Tous ces comportements ne se seraient pas produits si un nouveau contexte n’est pas apparu. Un contexte où beaucoup de personnes proches d’un certain courant politique voient l’occasion pour s’attaquer à la société, imposer leur tutelle sur les citoyens et monopoliser l’espace public. Ceci constitue, sans doute, un grave danger pour la stabilité du pays.

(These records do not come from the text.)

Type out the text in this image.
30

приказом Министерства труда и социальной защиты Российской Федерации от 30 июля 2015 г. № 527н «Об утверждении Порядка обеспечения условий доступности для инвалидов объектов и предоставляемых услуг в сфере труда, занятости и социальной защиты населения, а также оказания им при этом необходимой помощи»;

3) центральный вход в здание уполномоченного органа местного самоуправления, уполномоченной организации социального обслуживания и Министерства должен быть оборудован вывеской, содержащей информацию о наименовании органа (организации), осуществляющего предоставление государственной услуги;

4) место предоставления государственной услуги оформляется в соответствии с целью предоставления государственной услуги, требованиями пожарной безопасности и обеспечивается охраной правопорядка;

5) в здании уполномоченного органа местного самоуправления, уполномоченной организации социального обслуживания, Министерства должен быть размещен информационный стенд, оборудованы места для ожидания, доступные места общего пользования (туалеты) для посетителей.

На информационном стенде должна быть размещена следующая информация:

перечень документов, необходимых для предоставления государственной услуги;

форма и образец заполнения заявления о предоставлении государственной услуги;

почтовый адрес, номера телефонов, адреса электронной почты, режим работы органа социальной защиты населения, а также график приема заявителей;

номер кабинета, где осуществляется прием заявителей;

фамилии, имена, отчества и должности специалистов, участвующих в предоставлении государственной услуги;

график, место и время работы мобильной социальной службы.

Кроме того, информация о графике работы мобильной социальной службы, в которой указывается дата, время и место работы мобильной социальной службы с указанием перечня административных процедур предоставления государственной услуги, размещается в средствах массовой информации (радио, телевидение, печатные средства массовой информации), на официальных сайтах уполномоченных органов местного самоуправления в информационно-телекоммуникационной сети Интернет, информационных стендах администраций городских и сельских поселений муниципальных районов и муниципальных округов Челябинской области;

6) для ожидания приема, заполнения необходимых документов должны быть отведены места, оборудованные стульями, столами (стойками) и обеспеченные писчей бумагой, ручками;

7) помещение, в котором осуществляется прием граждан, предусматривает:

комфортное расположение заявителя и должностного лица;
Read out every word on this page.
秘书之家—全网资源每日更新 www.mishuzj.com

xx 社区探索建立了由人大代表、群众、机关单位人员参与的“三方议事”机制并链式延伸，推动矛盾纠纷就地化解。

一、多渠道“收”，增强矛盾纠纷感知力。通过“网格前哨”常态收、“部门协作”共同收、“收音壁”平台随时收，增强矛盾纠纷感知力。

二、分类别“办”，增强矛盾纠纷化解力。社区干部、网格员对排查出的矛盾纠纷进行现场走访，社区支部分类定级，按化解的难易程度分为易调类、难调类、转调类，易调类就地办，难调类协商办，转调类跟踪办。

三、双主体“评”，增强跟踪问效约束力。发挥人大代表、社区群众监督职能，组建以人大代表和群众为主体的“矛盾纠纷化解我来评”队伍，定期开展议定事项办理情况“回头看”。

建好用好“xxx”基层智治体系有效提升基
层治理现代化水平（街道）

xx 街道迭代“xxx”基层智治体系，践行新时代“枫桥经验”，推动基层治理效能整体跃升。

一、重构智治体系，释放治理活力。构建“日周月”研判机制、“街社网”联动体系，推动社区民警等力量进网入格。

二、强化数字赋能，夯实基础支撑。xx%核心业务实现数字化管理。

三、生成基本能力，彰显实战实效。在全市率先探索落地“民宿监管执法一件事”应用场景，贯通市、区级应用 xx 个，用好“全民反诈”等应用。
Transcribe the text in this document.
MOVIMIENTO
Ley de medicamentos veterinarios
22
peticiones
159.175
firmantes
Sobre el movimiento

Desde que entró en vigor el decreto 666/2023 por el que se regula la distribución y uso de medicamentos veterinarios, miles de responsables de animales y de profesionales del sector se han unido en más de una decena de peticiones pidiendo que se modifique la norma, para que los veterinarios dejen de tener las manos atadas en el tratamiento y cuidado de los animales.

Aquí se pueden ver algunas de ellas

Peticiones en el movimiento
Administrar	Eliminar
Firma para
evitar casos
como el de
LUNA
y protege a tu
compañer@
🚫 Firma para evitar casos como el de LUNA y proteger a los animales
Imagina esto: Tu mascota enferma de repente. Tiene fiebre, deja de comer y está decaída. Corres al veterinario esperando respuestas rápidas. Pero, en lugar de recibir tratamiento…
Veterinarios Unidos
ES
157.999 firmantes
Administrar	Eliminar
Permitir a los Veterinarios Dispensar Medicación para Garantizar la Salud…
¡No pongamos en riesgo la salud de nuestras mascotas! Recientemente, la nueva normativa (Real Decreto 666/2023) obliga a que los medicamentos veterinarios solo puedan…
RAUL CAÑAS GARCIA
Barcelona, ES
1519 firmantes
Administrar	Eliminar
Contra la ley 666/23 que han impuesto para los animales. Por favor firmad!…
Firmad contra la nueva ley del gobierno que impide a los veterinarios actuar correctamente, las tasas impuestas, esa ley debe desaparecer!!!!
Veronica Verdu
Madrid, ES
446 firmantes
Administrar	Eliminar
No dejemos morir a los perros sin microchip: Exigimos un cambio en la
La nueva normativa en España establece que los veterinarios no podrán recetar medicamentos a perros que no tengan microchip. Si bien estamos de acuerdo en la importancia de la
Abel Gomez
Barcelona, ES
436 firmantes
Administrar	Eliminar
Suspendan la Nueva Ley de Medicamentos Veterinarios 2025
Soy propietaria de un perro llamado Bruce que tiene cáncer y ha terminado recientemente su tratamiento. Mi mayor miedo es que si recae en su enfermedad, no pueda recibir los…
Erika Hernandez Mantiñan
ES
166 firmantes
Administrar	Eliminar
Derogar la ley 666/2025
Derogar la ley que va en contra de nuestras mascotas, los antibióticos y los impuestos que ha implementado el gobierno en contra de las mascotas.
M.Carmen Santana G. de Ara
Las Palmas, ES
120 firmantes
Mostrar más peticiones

Dans cette situation, nous sommes en droit de poser quelques questions. Si le PJD a bien la gestion de la vie publique, il n’a qu’à user de ses moyens de pouvoir pour imposer ce qu’il pense être juste suivant ses orientations idéologiques et religieuses ? Mustapha Ramid, ministre PJD de la Justice et des Liberté (Quelle ambition !!) a déclaré qu’un gouvernement dont il ferait parti, n’accepterait jamais d’accorder de nouvelles licences de vente d’alcool. Mais voilà que les sympathisants de son aile prédicative, ne cessent d’organiser la contestation devant les restaurants et les commerces qui viennent d’obtenir cette licence à Sidi Kacem, Kenitra et Agadir. Pourquoi le gouvernement ne tient pas sa promesse et épargne ainsi à ses partisans la peine de manifester ? De même pour les festivals que les membres et les leaders du PJD n’arrêtent de contester, relayés aujourd’hui par leurs supplétifs, les considérant comme des nids de prostitution et de débauche. Qu’attend le gouvernement pour décréter leur interdiction en conformité avec l’idéologie du parti majoritaire du PJD ? Les islamistes croient qu’il leur suffit d’avoir obtenu les voix d’une minorité du corps électoral lors du dernier scrutin pour imposer leur idéologie et leurs choix à toute la société. C’est l’un des signaux de leur faiblesse et de leur manque d’expérience.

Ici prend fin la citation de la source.